A tutte e sei le tracce è garantito il un sostegno vivace e serrato di una sezione ritmica di rilievo: Al Haig, pianista schietto e sensibile faceva parte della cosiddetta categoria «veterano giovanile» per aver lavorato con Dizzy Gillespie e Charlie Parker durante gli anni 40; Paul Chambers, giovane bassista d’eccezione, in quel periodo al seguito di Miles Davis e Philly Joe Jones, conosciuto per una lunga collaborazione sempre con Miles Davis, era il batterista più impiegato nelle registrazioni della Riverside. Il terzetto sviluppa una combinazione sonora piuttosto impressionante, che funge da guida e da controllo per tutto l’album, spingendo e sollevando le sorti del trombettista anche in un facile motivetto come «Solar» di Miles Davis, e garantendo un tempo perfetto in tre ballate mezzo-tempo come «Blue Thoughts», «When Lights Are Low» e «Polka Dots and Moonbeams», salvaguardandone la liricità, ma evitando il rischio che potessero diventare soporifere.
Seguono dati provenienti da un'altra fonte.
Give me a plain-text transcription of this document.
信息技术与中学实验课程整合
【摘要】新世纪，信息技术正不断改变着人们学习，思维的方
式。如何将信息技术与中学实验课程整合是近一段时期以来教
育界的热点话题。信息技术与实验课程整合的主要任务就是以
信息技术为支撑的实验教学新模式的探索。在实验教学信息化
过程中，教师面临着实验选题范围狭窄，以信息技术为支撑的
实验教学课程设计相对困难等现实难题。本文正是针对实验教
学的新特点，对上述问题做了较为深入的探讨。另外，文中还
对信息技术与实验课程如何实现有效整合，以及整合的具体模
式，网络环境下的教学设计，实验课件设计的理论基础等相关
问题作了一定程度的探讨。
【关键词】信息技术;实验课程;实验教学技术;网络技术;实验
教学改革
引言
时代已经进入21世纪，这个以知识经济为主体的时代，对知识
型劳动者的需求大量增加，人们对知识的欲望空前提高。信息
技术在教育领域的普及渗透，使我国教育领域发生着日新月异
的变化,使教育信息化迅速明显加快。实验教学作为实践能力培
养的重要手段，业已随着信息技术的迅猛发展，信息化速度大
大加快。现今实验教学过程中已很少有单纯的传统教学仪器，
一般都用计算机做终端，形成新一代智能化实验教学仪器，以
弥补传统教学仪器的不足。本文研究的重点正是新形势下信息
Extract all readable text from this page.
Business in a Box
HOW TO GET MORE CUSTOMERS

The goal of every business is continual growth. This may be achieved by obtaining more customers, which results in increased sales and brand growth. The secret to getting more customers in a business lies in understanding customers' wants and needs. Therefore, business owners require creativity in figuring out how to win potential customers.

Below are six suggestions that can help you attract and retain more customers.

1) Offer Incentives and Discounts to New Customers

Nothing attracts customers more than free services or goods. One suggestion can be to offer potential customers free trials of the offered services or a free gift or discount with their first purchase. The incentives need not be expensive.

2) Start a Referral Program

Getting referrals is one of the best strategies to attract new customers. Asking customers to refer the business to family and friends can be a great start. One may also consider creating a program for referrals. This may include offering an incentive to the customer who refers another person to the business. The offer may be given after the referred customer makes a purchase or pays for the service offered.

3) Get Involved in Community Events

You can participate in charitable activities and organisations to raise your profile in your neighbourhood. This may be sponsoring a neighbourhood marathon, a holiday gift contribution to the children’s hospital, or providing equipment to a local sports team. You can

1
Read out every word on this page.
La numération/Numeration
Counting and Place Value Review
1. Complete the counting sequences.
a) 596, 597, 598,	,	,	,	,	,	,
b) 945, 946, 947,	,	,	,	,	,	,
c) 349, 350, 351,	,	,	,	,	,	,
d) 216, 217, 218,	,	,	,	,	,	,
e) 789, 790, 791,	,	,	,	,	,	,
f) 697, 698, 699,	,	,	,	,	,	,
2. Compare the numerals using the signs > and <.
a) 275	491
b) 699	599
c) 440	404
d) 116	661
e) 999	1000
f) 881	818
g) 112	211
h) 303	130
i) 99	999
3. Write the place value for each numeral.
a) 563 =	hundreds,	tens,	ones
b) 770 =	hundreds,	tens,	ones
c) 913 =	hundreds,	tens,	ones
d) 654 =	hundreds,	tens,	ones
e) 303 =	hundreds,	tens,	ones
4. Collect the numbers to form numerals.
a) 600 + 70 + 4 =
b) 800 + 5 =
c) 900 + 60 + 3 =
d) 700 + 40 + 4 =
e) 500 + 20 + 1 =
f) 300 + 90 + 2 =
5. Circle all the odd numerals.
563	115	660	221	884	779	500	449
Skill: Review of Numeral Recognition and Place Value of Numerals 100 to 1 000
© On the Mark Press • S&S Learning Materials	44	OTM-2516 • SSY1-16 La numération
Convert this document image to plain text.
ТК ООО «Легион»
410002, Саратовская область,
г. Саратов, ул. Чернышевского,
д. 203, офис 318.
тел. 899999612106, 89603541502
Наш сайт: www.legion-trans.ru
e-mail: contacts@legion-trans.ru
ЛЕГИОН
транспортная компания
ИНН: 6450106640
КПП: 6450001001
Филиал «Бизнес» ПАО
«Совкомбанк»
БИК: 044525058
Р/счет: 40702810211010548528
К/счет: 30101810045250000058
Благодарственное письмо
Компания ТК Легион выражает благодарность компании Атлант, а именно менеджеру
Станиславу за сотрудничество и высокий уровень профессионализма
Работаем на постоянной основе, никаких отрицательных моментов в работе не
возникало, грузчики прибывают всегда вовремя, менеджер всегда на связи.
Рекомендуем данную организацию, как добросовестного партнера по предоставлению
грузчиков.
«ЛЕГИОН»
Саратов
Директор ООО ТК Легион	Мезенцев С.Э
«In New York» di Chet Baker è un album di transizione, innovativo ed importante per l’inquieto poeta della tromba: ottima e azzeccata la sequenza narrativa dei brani; tutto è ben calibrato, gli assoli equilibrati e le partiture ben distribuite; i musicisti, come accadeva in quegli anni, assistiti dalle divinità olimpiche con una musa ispiratrice sempre al loro fianco. Se ne ricava l’idea di un Chet Baker felice, almeno libero e divertito con una forza interpretativa mai sentita prima. Del resto il jazz era sempre stato un vecchio giocattolo, bastava capirne il funzionamento ed il piacere diventava assoluto.